Inevitably, whether because morality tugs at our senses or because many Trump policies are so broken they defy the laws of physics, a majority of voters will demand a change. And then things can either get better, or much worse.

Just as in physics, every action in politics sets off an opposite and equal reaction. Our partisan-ified media lures us into thinking we can “demolish” and “destroy” the ideological opposition, but nothing could be further from the truth, as ideology only changes slowly over time, not as a result of assault by fact. Instead, global political history has shown that radical lurches to one political group only emboldens opponents to go even farther, introducing an endless cycle of left-right combat and increasingly worse governance.

If there was ever a time for moderates to rise up, this is it.

But a centrist revolt seems unlikely, as former Democratic Congressman Barney Frank once pointed out, “Moderate Republicans are the people who are there when you don’t need them.” His riposte is thin gruel however, since leftist Frank cheered the collapse of the Blue Dog Democrats, his party’s moderate wing in the 90’s.

Being a moderate is hard under any circumstances. Moderates are often mistaken as weak or lesser beings, but at crucial times they can be the flywheel of political society, slowing down the machinery before it tears itself apart. And because of who they are, moderates tend to lack the romance and dash of their right and left-wing compatriots. After all, their basic message is, “Let’s not do anything too hasty, okay?”

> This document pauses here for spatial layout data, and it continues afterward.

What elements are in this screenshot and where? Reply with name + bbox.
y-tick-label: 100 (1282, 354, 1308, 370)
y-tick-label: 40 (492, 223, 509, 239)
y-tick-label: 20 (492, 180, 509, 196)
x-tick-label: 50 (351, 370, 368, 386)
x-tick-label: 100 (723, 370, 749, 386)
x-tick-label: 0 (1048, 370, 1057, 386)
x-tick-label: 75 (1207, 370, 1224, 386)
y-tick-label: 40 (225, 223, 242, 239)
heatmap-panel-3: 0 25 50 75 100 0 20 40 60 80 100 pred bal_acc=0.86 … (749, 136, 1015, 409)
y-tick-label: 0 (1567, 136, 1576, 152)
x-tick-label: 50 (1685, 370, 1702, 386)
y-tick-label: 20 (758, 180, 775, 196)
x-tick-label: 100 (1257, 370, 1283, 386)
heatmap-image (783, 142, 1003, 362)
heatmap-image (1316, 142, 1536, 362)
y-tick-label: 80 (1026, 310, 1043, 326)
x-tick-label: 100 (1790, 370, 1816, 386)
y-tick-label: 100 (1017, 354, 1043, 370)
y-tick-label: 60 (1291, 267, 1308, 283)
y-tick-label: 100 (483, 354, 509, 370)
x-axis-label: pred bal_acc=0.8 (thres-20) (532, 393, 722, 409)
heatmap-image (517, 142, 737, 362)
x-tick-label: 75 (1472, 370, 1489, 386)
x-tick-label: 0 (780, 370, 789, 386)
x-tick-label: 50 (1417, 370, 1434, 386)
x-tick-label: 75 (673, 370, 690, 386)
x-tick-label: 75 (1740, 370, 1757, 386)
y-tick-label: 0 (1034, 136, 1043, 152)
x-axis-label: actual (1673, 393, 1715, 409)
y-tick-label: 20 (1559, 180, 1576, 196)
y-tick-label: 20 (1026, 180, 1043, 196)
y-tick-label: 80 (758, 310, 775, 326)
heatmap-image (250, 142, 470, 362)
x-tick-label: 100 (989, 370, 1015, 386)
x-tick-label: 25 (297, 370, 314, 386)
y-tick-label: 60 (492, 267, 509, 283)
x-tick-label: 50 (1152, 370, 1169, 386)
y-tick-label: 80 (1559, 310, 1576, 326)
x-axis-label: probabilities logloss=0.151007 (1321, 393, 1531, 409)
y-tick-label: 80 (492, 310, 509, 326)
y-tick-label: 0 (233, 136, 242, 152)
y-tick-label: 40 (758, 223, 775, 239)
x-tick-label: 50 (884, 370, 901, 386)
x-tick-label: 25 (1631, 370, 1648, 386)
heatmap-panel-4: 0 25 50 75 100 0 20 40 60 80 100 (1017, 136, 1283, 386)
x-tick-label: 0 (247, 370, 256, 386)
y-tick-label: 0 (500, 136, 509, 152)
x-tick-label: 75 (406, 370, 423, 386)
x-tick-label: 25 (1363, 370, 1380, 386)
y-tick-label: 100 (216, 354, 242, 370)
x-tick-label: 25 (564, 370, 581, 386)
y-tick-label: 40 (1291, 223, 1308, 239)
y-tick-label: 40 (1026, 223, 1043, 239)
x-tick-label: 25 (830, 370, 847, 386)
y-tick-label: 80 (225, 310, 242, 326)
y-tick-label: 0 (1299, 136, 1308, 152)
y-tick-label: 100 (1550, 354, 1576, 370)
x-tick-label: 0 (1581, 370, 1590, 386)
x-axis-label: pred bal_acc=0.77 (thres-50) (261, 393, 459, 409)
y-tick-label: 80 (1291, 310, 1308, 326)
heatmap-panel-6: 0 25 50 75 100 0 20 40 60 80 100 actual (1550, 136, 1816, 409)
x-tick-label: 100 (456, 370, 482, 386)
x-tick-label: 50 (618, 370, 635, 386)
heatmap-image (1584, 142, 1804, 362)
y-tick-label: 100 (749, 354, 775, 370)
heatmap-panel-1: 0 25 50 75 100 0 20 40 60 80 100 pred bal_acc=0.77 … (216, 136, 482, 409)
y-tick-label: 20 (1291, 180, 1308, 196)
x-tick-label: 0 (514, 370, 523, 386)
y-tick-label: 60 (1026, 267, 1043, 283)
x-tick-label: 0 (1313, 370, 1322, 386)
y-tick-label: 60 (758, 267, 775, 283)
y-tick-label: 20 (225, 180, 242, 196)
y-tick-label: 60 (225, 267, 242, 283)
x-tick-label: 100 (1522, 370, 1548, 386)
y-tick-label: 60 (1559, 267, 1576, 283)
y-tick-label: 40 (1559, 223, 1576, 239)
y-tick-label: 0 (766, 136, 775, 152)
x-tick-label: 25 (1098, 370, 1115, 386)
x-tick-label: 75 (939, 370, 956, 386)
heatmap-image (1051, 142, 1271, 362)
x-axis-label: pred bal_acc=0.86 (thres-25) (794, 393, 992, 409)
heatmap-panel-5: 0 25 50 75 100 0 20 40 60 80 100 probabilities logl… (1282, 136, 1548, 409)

Whoever leads us out of this morass will be challenged with tremendous inequality among economic class, race and gender. Making it all worse, we suffer from a broad sense of distrust of the media, politicians and institutions.

Looking at how big these problems are, the idea of “moderation” seems a cop out when radical responses will be necessary to counterbalance Trumpism.

Yet, at this very moment, moderate leadership would seem relatively inviting, wouldn’t it? Bring us back to the center and calm the debate. Reintroduce a common set of facts and bring back a steady level of progress with which we can all be comfortable.

As we march in rallies, donate to campaigns and ultimately, cast our ballots to repair our government, let’s take care to remember that for lasting change, we need to bring more than just a temporary majority with us. We need to demonstrate why a new, better America will be good for all Americans, with moderation.